When I was invited to the preview of “Heneral Luna,” I looked out for two scenes: the general’s assassination, and the slap across Buencamino’s face. The former did not disappoint, for its blood, gore and the blocking that resembled the dead gladiators in Juan Luna’s iconic “Spoliarium.” I waited in vain for the slapping scene that I remember vividly from Agoncillo’s classic, “Malolos: Crisis of the Republic” (1960): A Cabinet meeting had reached a heated discussion on autonomy proposed by the US secretary of state, wherein the United States government appoints a governor general for the Philippines, and the Filipinos elect an advisory council. Buencamino was in favor of the proposal, Luna opposed it.
From Agoncillo’s account: “[T]his attitude drew the ire of Luna who accused Buencamino of being a traitor and an autonomist. A heated exchange of words followed. Buencamino, stung by Luna’s pointed accusation, in turn accused Luna of having been responsible for the debacle at Bagbag. Mention of this debacle and his responsibility for it infuriated Luna.

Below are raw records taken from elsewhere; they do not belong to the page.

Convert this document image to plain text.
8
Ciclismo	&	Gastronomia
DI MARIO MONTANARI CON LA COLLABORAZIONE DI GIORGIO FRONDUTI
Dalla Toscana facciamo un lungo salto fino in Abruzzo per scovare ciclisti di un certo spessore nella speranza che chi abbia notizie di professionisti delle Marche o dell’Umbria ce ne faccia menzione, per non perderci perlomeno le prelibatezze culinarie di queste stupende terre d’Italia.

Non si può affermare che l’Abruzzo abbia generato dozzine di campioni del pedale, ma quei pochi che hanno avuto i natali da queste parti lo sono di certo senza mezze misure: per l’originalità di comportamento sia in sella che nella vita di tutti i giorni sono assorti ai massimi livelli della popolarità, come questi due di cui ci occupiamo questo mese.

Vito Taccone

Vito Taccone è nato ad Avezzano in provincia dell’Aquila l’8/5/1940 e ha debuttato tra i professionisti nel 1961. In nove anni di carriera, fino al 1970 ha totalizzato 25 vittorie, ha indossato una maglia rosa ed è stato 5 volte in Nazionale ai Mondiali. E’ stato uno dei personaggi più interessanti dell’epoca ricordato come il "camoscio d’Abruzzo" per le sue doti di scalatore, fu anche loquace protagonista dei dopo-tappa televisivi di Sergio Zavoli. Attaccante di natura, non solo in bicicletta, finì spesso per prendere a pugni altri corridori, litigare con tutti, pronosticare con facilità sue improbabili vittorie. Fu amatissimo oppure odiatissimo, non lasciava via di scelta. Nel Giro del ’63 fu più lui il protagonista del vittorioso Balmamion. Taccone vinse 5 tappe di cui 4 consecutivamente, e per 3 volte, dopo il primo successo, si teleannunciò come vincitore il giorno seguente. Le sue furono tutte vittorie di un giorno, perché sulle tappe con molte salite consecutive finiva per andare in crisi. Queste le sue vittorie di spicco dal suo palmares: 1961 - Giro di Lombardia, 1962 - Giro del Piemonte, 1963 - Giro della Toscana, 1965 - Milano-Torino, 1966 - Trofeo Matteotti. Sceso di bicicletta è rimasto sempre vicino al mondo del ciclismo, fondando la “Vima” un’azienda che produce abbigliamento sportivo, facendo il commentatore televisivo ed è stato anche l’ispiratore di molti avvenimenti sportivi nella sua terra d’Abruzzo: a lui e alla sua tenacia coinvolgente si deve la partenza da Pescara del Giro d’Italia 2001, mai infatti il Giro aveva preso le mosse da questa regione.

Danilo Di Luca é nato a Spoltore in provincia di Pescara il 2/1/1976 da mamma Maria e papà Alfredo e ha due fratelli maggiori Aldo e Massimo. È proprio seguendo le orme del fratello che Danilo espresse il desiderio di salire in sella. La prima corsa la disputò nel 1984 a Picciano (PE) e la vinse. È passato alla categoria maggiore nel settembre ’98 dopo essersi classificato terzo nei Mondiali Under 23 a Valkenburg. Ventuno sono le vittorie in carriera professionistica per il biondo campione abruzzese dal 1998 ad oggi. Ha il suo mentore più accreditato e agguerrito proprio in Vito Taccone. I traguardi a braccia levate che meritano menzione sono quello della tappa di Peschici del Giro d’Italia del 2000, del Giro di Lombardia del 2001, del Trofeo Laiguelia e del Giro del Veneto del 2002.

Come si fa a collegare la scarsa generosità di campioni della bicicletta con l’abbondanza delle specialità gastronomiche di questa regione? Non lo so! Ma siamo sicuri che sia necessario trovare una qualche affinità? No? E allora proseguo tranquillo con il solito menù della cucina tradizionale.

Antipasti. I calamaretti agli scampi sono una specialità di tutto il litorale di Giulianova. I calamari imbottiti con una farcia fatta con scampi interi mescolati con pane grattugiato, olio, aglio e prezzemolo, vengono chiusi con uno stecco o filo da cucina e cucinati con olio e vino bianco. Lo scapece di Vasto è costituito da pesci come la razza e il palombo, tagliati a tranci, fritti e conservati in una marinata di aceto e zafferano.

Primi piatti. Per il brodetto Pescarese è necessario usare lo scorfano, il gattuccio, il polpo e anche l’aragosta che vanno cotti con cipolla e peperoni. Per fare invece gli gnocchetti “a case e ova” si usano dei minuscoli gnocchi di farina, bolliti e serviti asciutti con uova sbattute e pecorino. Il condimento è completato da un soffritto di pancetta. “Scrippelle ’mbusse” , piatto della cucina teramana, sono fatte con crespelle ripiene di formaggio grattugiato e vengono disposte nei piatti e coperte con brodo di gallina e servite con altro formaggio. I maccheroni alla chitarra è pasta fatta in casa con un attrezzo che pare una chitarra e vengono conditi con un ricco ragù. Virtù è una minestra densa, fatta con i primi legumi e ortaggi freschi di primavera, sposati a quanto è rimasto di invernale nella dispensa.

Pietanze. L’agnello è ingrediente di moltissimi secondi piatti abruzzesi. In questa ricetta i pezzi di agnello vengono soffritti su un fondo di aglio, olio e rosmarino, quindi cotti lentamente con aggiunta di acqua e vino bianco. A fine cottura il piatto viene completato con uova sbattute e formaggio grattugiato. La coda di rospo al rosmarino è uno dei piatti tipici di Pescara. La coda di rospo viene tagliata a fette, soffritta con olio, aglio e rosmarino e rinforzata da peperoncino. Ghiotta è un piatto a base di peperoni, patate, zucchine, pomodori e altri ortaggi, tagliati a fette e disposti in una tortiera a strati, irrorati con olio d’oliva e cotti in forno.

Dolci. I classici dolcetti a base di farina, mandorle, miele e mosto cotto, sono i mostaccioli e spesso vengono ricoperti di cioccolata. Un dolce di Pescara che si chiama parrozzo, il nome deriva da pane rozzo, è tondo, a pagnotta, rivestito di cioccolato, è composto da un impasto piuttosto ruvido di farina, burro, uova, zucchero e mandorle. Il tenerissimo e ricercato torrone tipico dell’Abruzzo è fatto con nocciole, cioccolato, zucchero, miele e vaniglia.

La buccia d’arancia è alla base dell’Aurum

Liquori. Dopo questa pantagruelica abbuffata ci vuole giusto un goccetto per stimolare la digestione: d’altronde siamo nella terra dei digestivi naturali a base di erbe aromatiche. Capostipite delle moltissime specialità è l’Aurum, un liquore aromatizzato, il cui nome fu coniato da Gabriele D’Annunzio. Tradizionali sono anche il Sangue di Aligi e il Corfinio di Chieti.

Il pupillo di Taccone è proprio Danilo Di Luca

He lunged at Buencamino and slapped him across the face, knocking him down. Luna would have continued his attack on Buencamino had not Aguinaldo intervened.”
The scene is missing from “Heneral Luna” because they used Vivencio Jose’s version of the event in his “Rise and Fall of Antonio Luna” (1972): “In the course of their arguments Luna cast a murderous look at Buencamino, the most passionate and incorrigible defender of the autonomy policy of the government. Luna could not conceal his hatred of this autonomist who, he believed, was selling the country to the Americans. Turning to his side, Luna spoke loud enough to be heard in the room: ‘There is another traitor whom we should be permitted to eliminate!’ Stung to the quick, Buencamino fumed: ‘I deny your accusation; as for me, if there is any traitor among all those who form the government and army of the Republic, it is you because if you had not taken the one thousand soldiers armed with Mauser guns from Calumpit in order to subdue General Masardo without permission of the Captain General, until now the American Army would be surrounded at Malolos (sic). This accusation of yours is as false as that denounced by you to Captain General Aguinaldo in relation to my deceased son!’ Upon hearing the Bagbag debacle mentioned, Luna rightly raged. He lunged swiftly at Buencamino. Severino de las Alas, then Secretary of the Interior, caught Luna by the arm and led him away.”
Agoncillo and Jose have two different versions of the same event. How do we decide which is closer to the truth? To the historians, Agoncillo and Jose are “secondary sources” so they seek out the “primary sources” written by participants in or eyewitnesses to the event or an account written closer to the actual event.
In the memoirs of Victor Buencamino, son of Felipe Sr., he said: “Luna stood up to hit my father. Aguinaldo interceded, reminding Luna that he was in the presence of the President of the Philippines, and the incident ended there.”
Emilio Aguinaldo in a number of interviews on the incident repeated that it was he, not De las Alas, who prevented Luna from slapping Buencamino. Aguinaldo’s word should be enough to settle the issue.
But to complicate matters, in his book “A Second Look at America,” published in the United States in 1957 and co-authored by Vicente Albano Pacis, Aguinaldo claims that Luna “violently slapped Buencamino knocking him down. He was about to attack the others as well when I stopped him.”
Unfortunately, there was no slapping. Agoncillo used a tainted source later disowned by Aguinaldo as an unauthorized “autobiography.”